As a young man, I repudiated my religious upbringing in favor of becoming a scientist, a dream of mine since second grade. By the time I matriculated to Cornell to pursue my graduate studies, God was nowhere on my radar screen. In fact, back then I was so single-minded that, when I was dating a young woman named Laurel (who would become my wife), I told her point-blank that even she would always play second fiddle to science.
Years into my graduate work, I discovered that science alone had no intellectually satisfying answers to my penetrating questions about the thoroughgoing beauty of the universe.
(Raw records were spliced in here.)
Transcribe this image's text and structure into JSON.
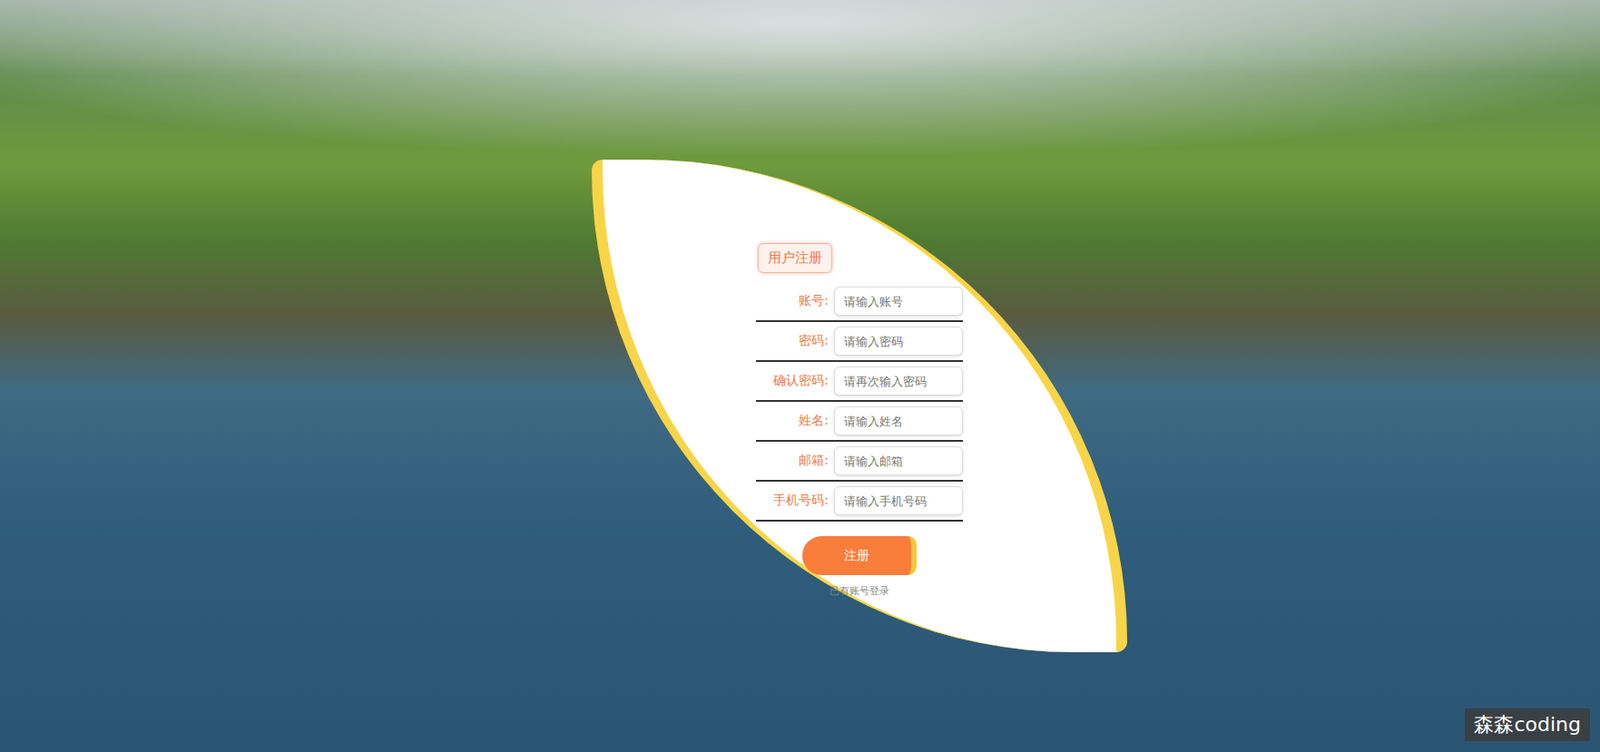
{
  "page": {
    "title": "用户注册"
  },
  "fields": [
    {
      "label": "账号:",
      "placeholder": "请输入账号",
      "type": "text"
    },
    {
      "label": "密码:",
      "placeholder": "请输入密码",
      "type": "password"
    },
    {
      "label": "确认密码:",
      "placeholder": "请再次输入密码",
      "type": "password"
    },
    {
      "label": "姓名:",
      "placeholder": "请输入姓名",
      "type": "text"
    },
    {
      "label": "邮箱:",
      "placeholder": "请输入邮箱",
      "type": "text"
    },
    {
      "label": "手机号码:",
      "placeholder": "请输入手机号码",
      "type": "text"
    }
  ],
  "submit": "注册",
  "login_link": "已有账号登录",
  "watermark": "森森coding"
}
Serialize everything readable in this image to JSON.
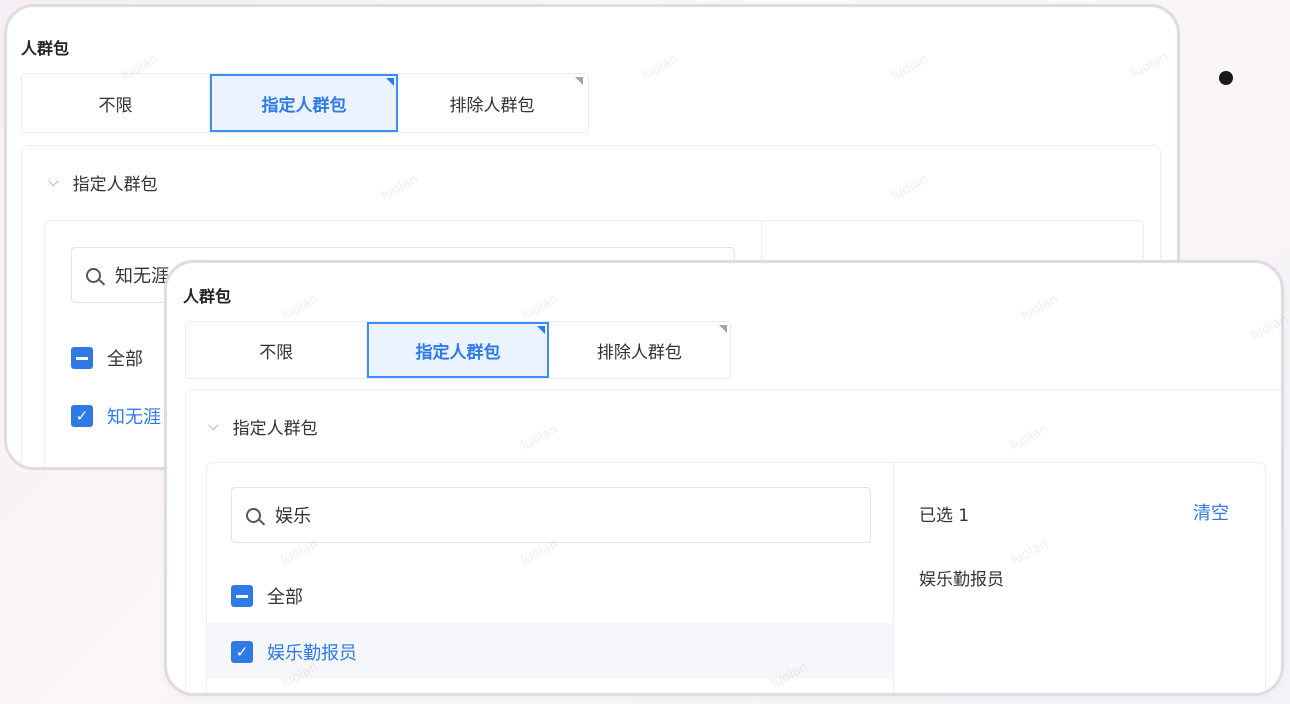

I began seeking answers elsewhere – first in Judaism, Hinduism, Buddhism, and Transcendental Meditation, then, at Laurel’s urging and ever so reluctantly, in Christianity, which I felt had nothing new or interesting to teach me.
I was wrong.
To my everlasting surprise, the major truths espoused in the New Testament about the universe and life were entirely companionable with the truths I’d been learning during my training as a scientist. Inevitably, disagreements do crop up between our interpretations of scientific and Scriptural evidence – and the impassioned disputes they inspire steal the spotlight – but science and the Bible themselves are like a powerfully married couple, as demonstrated in our nation’s founding documents.
Today the Old World has greatly abandoned faith in favor of reason; countries such as England are now deeply secular. The United States, I worry, is in danger of following suit. But for now, there’s cause to celebrate on this Fourth of July. For we are still an independent-minded country that cherishes unalienable rights from our Creator that protect both mind and spirit. A nation, a brilliant social experiment, still faithful to its enlightened roots.